放浪 三
街中をひとりさまよい歩きながら夫は怒りを鎮めていく。後ろを歩く私の存在に気づいた夫が「一緒に来てほしい」と私に頼む。
「ひとりで帰れる」と怒って家を出ていった夫が私の手をとる。
「もう、なにもできない。なにもわからない」と夫が老いていく自分を嘆く。
夫の嘆きの厄介なところは「人の世話にはならない、寂しくてもひとりで生きる」という考えにつながるところである。そこには、夫のプライドや孤独や絶望などが入り混じっている。けれども、その考えは私には看過できない。夫の死、そして私が夫にとって用無しであることを意味するからだ。
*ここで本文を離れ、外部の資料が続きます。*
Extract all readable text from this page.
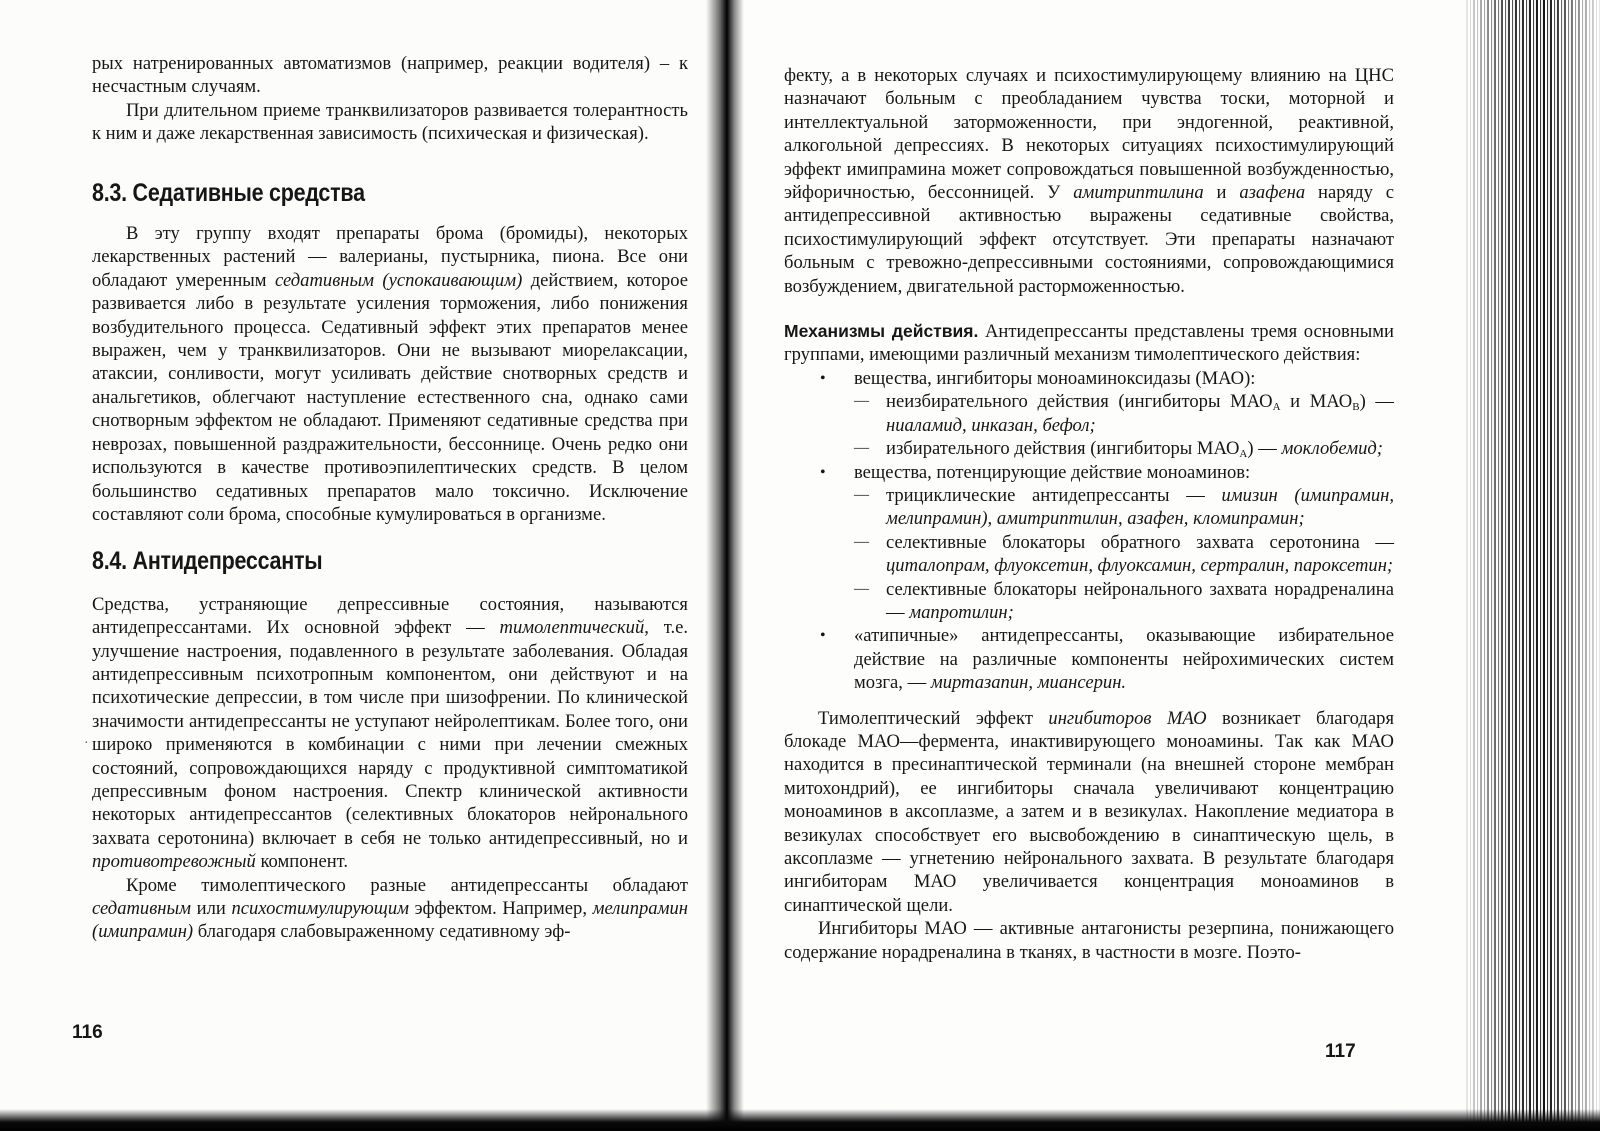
рых натренированных автоматизмов (например, реакции водителя) – к несчастным случаям.

При длительном приеме транквилизаторов развивается толерантность к ним и даже лекарственная зависимость (психическая и физическая).

8.3. Седативные средства

В эту группу входят препараты брома (бромиды), некоторых лекарственных растений — валерианы, пустырника, пиона. Все они обладают умеренным седативным (успокаивающим) действием, которое развивается либо в результате усиления торможения, либо понижения возбудительного процесса. Седативный эффект этих препаратов менее выражен, чем у транквилизаторов. Они не вызывают миорелаксации, атаксии, сонливости, могут усиливать действие снотворных средств и анальгетиков, облегчают наступление естественного сна, однако сами снотворным эффектом не обладают. Применяют седативные средства при неврозах, повышенной раздражительности, бессоннице. Очень редко они используются в качестве противоэпилептических средств. В целом большинство седативных препаратов мало токсично. Исключение составляют соли брома, способные кумулироваться в организме.

8.4. Антидепрессанты

Средства, устраняющие депрессивные состояния, называются антидепрессантами. Их основной эффект — тимолептический, т.е. улучшение настроения, подавленного в результате заболевания. Обладая антидепрессивным психотропным компонентом, они действуют и на психотические депрессии, в том числе при шизофрении. По клинической значимости антидепрессанты не уступают нейролептикам. Более того, они широко применяются в комбинации с ними при лечении смежных состояний, сопровождающихся наряду с продуктивной симптоматикой депрессивным фоном настроения. Спектр клинической активности некоторых антидепрессантов (селективных блокаторов нейронального захвата серотонина) включает в себя не только антидепрессивный, но и противотревожный компонент.

Кроме тимолептического разные антидепрессанты обладают седативным или психостимулирующим эффектом. Например, мелипрамин (имипрамин) благодаря слабовыраженному седативному эф-

116
·

фекту, а в некоторых случаях и психостимулирующему влиянию на ЦНС назначают больным с преобладанием чувства тоски, моторной и интеллектуальной заторможенности, при эндогенной, реактивной, алкогольной депрессиях. В некоторых ситуациях психостимулирующий эффект имипрамина может сопровождаться повышенной возбужденностью, эйфоричностью, бессонницей. У амитриптилина и азафена наряду с антидепрессивной активностью выражены седативные свойства, психостимулирующий эффект отсутствует. Эти препараты назначают больным с тревожно-депрессивными состояниями, сопровождающимися возбуждением, двигательной расторможенностью.

Механизмы действия. Антидепрессанты представлены тремя основными группами, имеющими различный механизм тимолептического действия:

• вещества, ингибиторы моноаминоксидазы (МАО):
— неизбирательного действия (ингибиторы $МАО_A$ и $МАО_B$) — ниаламид, инказан, бефол;
— избирательного действия (ингибиторы $МАО_A$) — моклобемид;
• вещества, потенцирующие действие моноаминов:
— трициклические антидепрессанты — имизин (имипрамин, мелипрамин), амитриптилин, азафен, кломипрамин;
— селективные блокаторы обратного захвата серотонина — циталопрам, флуоксетин, флуоксамин, сертралин, пароксетин;
— селективные блокаторы нейронального захвата норадреналина — мапротилин;
• «атипичные» антидепрессанты, оказывающие избирательное действие на различные компоненты нейрохимических систем мозга, — миртазапин, миансерин.

Тимолептический эффект ингибиторов МАО возникает благодаря блокаде МАО—фермента, инактивирующего моноамины. Так как МАО находится в пресинаптической терминали (на внешней стороне мембран митохондрий), ее ингибиторы сначала увеличивают концентрацию моноаминов в аксоплазме, а затем и в везикулах. Накопление медиатора в везикулах способствует его высвобождению в синаптическую щель, в аксоплазме — угнетению нейронального захвата. В результате благодаря ингибиторам МАО увеличивается концентрация моноаминов в синаптической щели.

Ингибиторы МАО — активные антагонисты резерпина, понижающего содержание норадреналина в тканях, в частности в мозге. Поэто-

117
「もう、ひとりでちゃんとできない。でも、誰かに手伝ってもらえれば、それなりにできる」
「ひとりではダメでも、ふたりならまだまだ大丈夫」
私は夫にそう思ってほしい。私は夫の役に立ちたいのだ。
「(私と)ふたりで生きる」そのことを夫の心に刻みつけるためのやりとりを私たちは幾度も繰り返してきた。
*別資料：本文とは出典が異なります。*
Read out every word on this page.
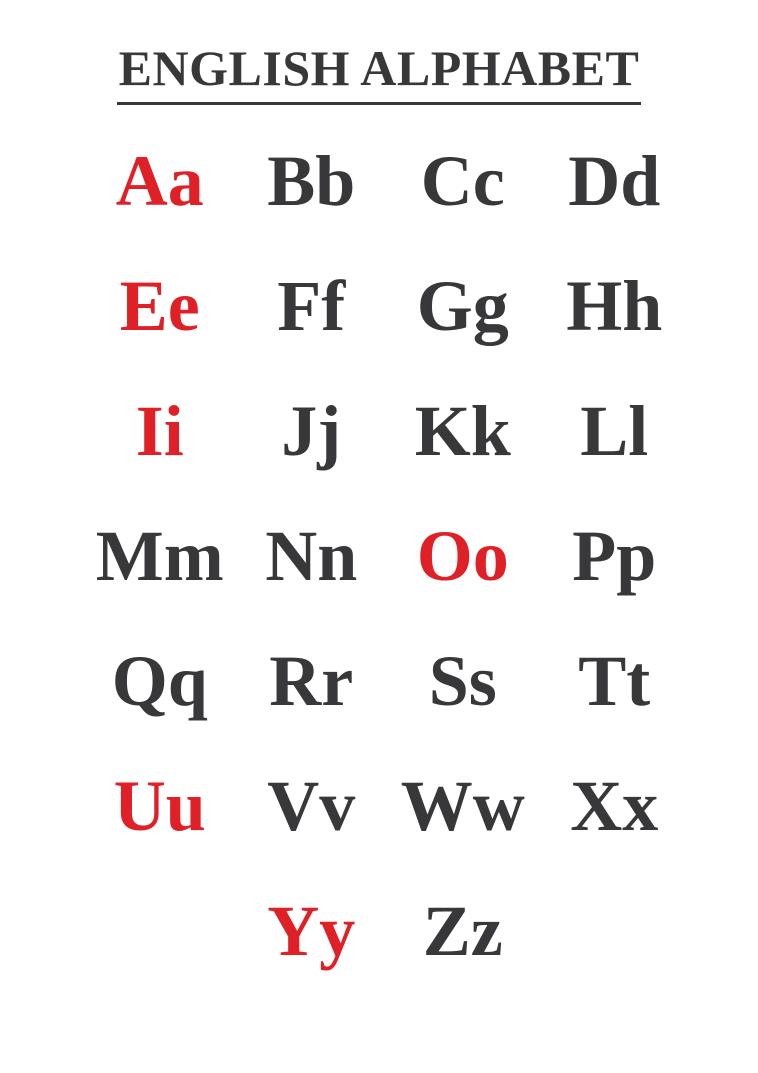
ENGLISH ALPHABET
Aa Bb Cc Dd
Ee	Ff Gg Hh
Ii	Jj	Kk Ll
Mm Nn Oo Pp
Qq Rr	Ss	Tt
Uu Vv Ww Xx
Yy Zz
冒頭のやりとりも夫が私に「ふたりで生きていく」と約束したときの一場面である。
たが、このやりとりを繰り返す行為が、私にはかなり堪える。
夫が「ふたりで生きていく」と言ってくれるたびに私は、もう夫が「ひとりで生きる」と家を出て行くことはなくなるのではないかと期待をする。けれども、数日後、早ければ次の日、もっと早ければ数時間後には、その期待は空振りだったのかと、振り出しに戻されるようなガッカリを味わうのだ。
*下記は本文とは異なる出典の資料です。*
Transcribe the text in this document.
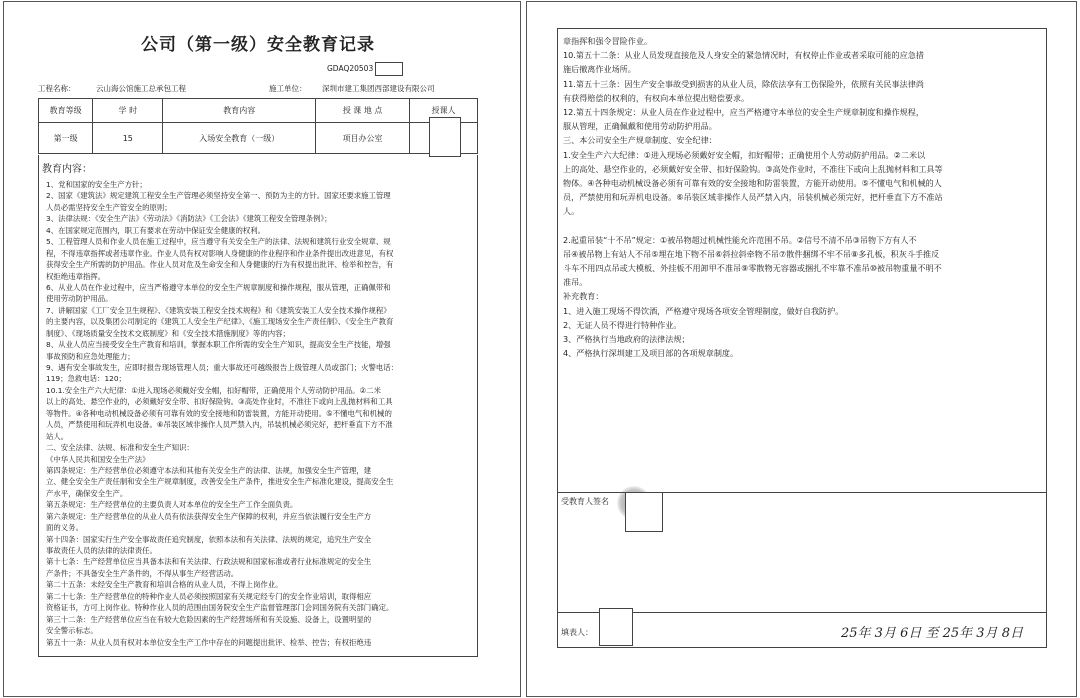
公司（第一级）安全教育记录
GDAQ20503
工程名称：	云山海公馆施工总承包工程	施工单位： 深圳市建工集团西部建设有限公司
教育等级	学 时	教育内容	授 课 地 点	授课人
第一级	15	入场安全教育（一级）	项目办公室	
教育内容：
1、党和国家的安全生产方针；
2、国家《建筑法》规定建筑工程安全生产管理必须坚持安全第一、预防为主的方针。国家还要求施工管理
人员必需坚持安全生产管安全的原则；
3、法律法规：《安全生产法》《劳动法》《消防法》《工会法》《建筑工程安全管理条例》；
4、在国家规定范围内，职工有要求在劳动中保证安全健康的权利。
5、工程管理人员和作业人员在施工过程中，应当遵守有关安全生产的法律、法规和建筑行业安全规章、规
程，不得违章指挥或者违章作业。作业人员有权对影响人身健康的作业程序和作业条件提出改进意见，有权
获得安全生产所需的防护用品。作业人员对危及生命安全和人身健康的行为有权提出批评、检举和控告，有
权拒绝违章指挥。
6、从业人员在作业过程中，应当严格遵守本单位的安全生产规章制度和操作规程，服从管理，正确佩带和
使用劳动防护用品。
7、讲解国家《工厂安全卫生规程》、《建筑安装工程安全技术规程》和《建筑安装工人安全技术操作规程》
的主要内容，以及集团公司制定的《建筑工人安全生产纪律》、《施工现场安全生产责任制》、《安全生产教育
制度》、《现场质量安全技术交底制度》和《安全技术措施制度》等的内容；
8、从业人员应当接受安全生产教育和培训，掌握本职工作所需的安全生产知识，提高安全生产技能，增强
事故预防和应急处理能力；
9、遇有安全事故发生，应即时报告现场管理人员；重大事故还可越级报告上级管理人员或部门；火警电话：
119；急救电话：120；
10.1.安全生产六大纪律：①进入现场必须戴好安全帽，扣好帽带，正确使用个人劳动防护用品。②二米
以上的高处、悬空作业的，必须戴好安全带、扣好保险钩。③高处作业时，不准往下或向上乱抛材料和工具
等物件。④各种电动机械设备必须有可靠有效的安全接地和防雷装置，方能开动使用。⑤不懂电气和机械的
人员，严禁使用和玩弄机电设备。⑥吊装区域非操作人员严禁入内，吊装机械必须完好，把杆垂直下方不准
站人。
二、安全法律、法规、标准和安全生产知识：
《中华人民共和国安全生产法》
第四条规定：生产经营单位必须遵守本法和其他有关安全生产的法律、法规，加强安全生产管理，建
立、健全安全生产责任制和安全生产规章制度，改善安全生产条件，推进安全生产标准化建设，提高安全生
产水平，确保安全生产。
第五条规定：生产经营单位的主要负责人对本单位的安全生产工作全面负责。
第六条规定：生产经营单位的从业人员有依法获得安全生产保障的权利，并应当依法履行安全生产方
面的义务。
第十四条：国家实行生产安全事故责任追究制度，依照本法和有关法律、法规的规定，追究生产安全
事故责任人员的法律的法律责任。
第十七条：生产经营单位应当具备本法和有关法律、行政法规和国家标准或者行业标准规定的安全生
产条件；不具备安全生产条件的，不得从事生产经营活动。
第二十五条：未经安全生产教育和培训合格的从业人员，不得上岗作业。
第二十七条：生产经营单位的特种作业人员必须按照国家有关规定经专门的安全作业培训，取得相应
资格证书，方可上岗作业。特种作业人员的范围由国务院安全生产监督管理部门会同国务院有关部门确定。
第三十二条：生产经营单位应当在有较大危险因素的生产经营场所和有关设施、设备上，设置明显的
安全警示标志。
第五十一条：从业人员有权对本单位安全生产工作中存在的问题提出批评、检举、控告；有权拒绝违
章指挥和强令冒险作业。
10.第五十二条：从业人员发现直接危及人身安全的紧急情况时，有权停止作业或者采取可能的应急措
施后撤离作业场所。
11.第五十三条：因生产安全事故受到损害的从业人员，除依法享有工伤保险外，依照有关民事法律尚
有获得赔偿的权利的，有权向本单位提出赔偿要求。
12.第五十四条规定：从业人员在作业过程中，应当严格遵守本单位的安全生产规章制度和操作规程，
服从管理，正确佩戴和使用劳动防护用品。
三、本公司安全生产规章制度、安全纪律：
1.安全生产六大纪律：①进入现场必须戴好安全帽，扣好帽带；正确使用个人劳动防护用品。②二米以
上的高处、悬空作业的，必须戴好安全带、扣好保险钩。③高处作业时，不准往下或向上乱抛材料和工具等
物体。④各种电动机械设备必须有可靠有效的安全接地和防雷装置，方能开动使用。⑤不懂电气和机械的人
员，严禁使用和玩弄机电设备。⑥吊装区域非操作人员严禁入内，吊装机械必须完好，把杆垂直下方不准站
人。
2.起重吊装“十不吊”规定：①被吊物超过机械性能允许范围不吊。②信号不清不吊③吊物下方有人不
吊④被吊物上有站人不吊⑤埋在地下物不吊⑥斜拉斜牵物不吊⑦散件捆绑不牢不吊⑧多孔板，积灰斗手推反
斗车不用四点吊或大模板、外挂板不用卸甲不准吊⑨零散物无容器或捆扎不牢靠不准吊⑩被吊物重量不明不
准吊。
补充教育：
1、进入施工现场不得饮酒，严格遵守现场各项安全管理制度，做好自我防护。
2、无证人员不得进行特种作业。
3、严格执行当地政府的法律法规；
4、严格执行深圳建工及项目部的各项规章制度。
受教育人签名
填表人：	25年 3月 6日 至 25年 3月 8日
夫の老いゆく自分への嘆きに付き合う、このしんどいさをあと何度繰り返せばいいのだろうか。
受け入れ難い自分自身の変化を受け入れることは、夫にはムリなのだろうか。
さっきのこともすぐに忘れる夫には何度同じようなやりとりを繰り返しても「ふたりで生きる」と心に刻むことは不可能なのだろか。
昔の自分同様の「できる」は思い切り、今の自分の「できる」を大切にする。私が望む、夫の姿。でもそれは、夫が望む自分の姿ではない。
夫の放浪のお付き合いは、いつまで続くのだろうか。